The expensive computer-generated “Father of the Pride” is taking a break right in the middle of sweeps, Reuters News Agency reports.

The hiatus comes just days after shares of DreamWorks Animation Inc. (the creator of “Pride”) rose well above their initial-public-offering price as trading began in the stock of the company behind the recent hit films “Shrek 2” and “Shark Tales.”

“Pride,” on the other hand, hasn’t found the same success as its big-screen computer generated image (CGI) brethren. Within the rankings for the new fall season through Oct. 24, “Pride” was tied for 42nd place among household audiences after a strong start with its late-August debut.

Of the 13 episodes ordered, only seven have aired. An NBC spokeswoman said the show would return to the network’s schedule after sweeps, although she did not pinpoint a date. Voice work has been done for all 13 episodes, although some animation is yet to be wrapped.

The show, which reports say cost $1.6 million per episode to produce, drew fire from some critics for its adult sensibilities. Typically, computer-generated animation is a draw for younger audiences.

Networks roll out their best programming during the annual sweeps periods to boost ratings, which, in turn, are used to set local advertising rates.

“Pride’s” hiatus comes amid admissions by network executives that NBC has struggled this season.

“We’ve gotten spanked,” Jeff Zucker, president of the NBC Universal Television Group, told the Los Angeles Times yesterday, pointing to new hits on ABC and CBS.

‘America’ expands

“Janet Parshall’s America” is ready for its close-up.

The nationally syndicated show hosted by Miss Parshall — a conservative broadcaster, author and advocate for family values — has joined a growing list of TV chat shows hosted by radio personalities, whose ranks include Howard Stern, Don Imus and Al Franken.

The cable channel FamilyNet is now airing an hourly version of her show, seen weeknights at 7.

“America,” which originates from the District, can’t be seen by viewers here, but plans are under way to change that in the coming weeks, representatives for the show said.

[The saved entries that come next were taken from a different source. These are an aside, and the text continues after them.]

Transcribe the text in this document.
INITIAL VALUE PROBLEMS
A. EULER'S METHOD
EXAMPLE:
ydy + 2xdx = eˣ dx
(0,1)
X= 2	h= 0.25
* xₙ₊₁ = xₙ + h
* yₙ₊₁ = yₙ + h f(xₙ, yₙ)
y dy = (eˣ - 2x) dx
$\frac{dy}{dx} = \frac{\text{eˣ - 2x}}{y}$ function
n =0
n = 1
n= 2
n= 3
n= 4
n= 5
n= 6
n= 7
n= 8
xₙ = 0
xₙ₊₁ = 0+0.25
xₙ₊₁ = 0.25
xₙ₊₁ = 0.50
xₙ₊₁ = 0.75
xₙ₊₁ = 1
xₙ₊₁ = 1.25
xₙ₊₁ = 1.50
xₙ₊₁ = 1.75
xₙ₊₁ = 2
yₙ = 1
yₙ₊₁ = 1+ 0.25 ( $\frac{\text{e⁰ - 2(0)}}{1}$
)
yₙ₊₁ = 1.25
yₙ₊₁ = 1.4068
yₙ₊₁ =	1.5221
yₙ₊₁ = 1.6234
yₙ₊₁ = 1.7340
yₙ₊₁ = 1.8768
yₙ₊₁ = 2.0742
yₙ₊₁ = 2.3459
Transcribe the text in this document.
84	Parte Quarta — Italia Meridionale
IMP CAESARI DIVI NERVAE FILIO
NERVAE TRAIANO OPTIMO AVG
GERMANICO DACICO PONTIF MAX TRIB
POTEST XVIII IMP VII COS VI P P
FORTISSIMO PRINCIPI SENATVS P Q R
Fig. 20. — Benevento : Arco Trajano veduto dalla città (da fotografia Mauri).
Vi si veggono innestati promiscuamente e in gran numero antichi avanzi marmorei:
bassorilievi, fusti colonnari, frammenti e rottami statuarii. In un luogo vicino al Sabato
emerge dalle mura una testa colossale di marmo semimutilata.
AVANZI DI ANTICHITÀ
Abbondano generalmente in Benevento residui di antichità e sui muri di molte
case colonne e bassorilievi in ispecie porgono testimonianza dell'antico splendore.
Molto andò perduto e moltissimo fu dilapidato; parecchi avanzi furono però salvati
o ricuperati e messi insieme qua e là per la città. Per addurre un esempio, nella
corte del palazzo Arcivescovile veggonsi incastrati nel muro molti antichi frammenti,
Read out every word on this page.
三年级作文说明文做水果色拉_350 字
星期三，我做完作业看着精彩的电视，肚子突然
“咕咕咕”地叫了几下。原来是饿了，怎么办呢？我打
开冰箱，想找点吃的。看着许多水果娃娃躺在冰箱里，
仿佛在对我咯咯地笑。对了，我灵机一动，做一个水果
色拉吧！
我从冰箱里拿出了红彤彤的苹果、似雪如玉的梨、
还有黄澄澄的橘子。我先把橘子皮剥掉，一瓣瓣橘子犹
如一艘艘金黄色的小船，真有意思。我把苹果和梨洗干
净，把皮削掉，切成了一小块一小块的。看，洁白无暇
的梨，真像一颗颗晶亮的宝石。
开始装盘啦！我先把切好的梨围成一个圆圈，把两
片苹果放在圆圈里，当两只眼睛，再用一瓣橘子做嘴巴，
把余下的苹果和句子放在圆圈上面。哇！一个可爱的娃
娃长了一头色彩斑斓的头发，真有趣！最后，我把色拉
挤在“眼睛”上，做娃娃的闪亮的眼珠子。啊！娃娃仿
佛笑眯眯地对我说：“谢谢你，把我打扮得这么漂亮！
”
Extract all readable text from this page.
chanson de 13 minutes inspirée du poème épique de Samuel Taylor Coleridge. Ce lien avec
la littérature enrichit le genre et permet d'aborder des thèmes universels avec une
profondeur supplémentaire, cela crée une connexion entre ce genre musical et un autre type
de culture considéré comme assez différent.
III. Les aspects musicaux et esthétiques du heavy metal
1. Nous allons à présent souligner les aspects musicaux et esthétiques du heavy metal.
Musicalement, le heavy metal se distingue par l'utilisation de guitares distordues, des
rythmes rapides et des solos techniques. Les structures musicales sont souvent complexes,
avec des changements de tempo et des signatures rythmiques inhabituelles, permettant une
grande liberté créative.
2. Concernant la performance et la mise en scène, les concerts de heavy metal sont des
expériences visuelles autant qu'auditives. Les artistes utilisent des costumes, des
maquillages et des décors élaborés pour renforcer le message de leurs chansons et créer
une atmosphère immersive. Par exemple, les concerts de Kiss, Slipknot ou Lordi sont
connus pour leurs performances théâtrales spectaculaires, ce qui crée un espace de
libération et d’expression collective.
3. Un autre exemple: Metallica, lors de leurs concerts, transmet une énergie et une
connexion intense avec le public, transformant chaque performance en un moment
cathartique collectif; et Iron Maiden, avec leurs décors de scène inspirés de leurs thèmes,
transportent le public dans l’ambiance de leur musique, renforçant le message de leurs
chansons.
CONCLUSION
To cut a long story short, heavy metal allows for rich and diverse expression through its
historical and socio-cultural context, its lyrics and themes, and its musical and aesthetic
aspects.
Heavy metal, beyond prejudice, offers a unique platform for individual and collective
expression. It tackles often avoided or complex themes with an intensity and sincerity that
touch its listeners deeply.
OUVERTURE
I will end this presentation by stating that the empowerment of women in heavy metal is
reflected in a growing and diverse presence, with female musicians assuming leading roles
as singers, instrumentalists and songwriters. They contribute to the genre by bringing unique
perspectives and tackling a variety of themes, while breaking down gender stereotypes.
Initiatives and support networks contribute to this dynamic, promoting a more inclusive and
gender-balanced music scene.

Miss Parshall is currently heard nationwide on more than 200 affiliates, including commercial radio stations and the Cable Radio Networks system. She may also be heard on the Sky Angel Network, XM Satellite radio, and live on the Internet at www.jpamerica.com.

Saving Grace

Topher Grace thinks some of the girls who rejected him in high school are having second thoughts. He couldn’t be happier.

“I think about it, and I really hope it’s happening,” the star of Fox’s “That ‘70s Show” told the Boston Globe. “I could even name names.”

Mr. Grace, 26, said he looked so young as an adolescent that most girls wouldn’t consider him boyfriend material.

“I’m not trying to say ‘poor me,’ not like the way supermodels say, ‘I had a terrible childhood; everyone made fun of me,’ but I was very small in high school and nobody wanted to date me,” he told the Globe, according to Associated Press.

Mr. Grace left college after his freshman year for TV fame.

“I had a growth spurt right before college. Unfortunately, I’ll never know if I would have done better in college as I grew into myself or if I became popular because I got a TV show.”

Mr. Grace also has had movie roles in Steven Soderbergh’s “Traffic” and starred in “Win a Date With Tad Hamilton!” He next stars in “P.S.” opposite Laura Linney (which opens Friday), and in December will appear with Dennis Quaid and Scarlett Johansson in “In Good Company.”

Despite those awkward high school days, Mr. Grace isn’t telling tales about his current personal life.

“I’ve started to realize my personal life is the most valuable thing I have,” he said. “It actually makes your public life possible because you draw on it so much as an actor.”

Compiled by Christian Toto from staff and wire reports.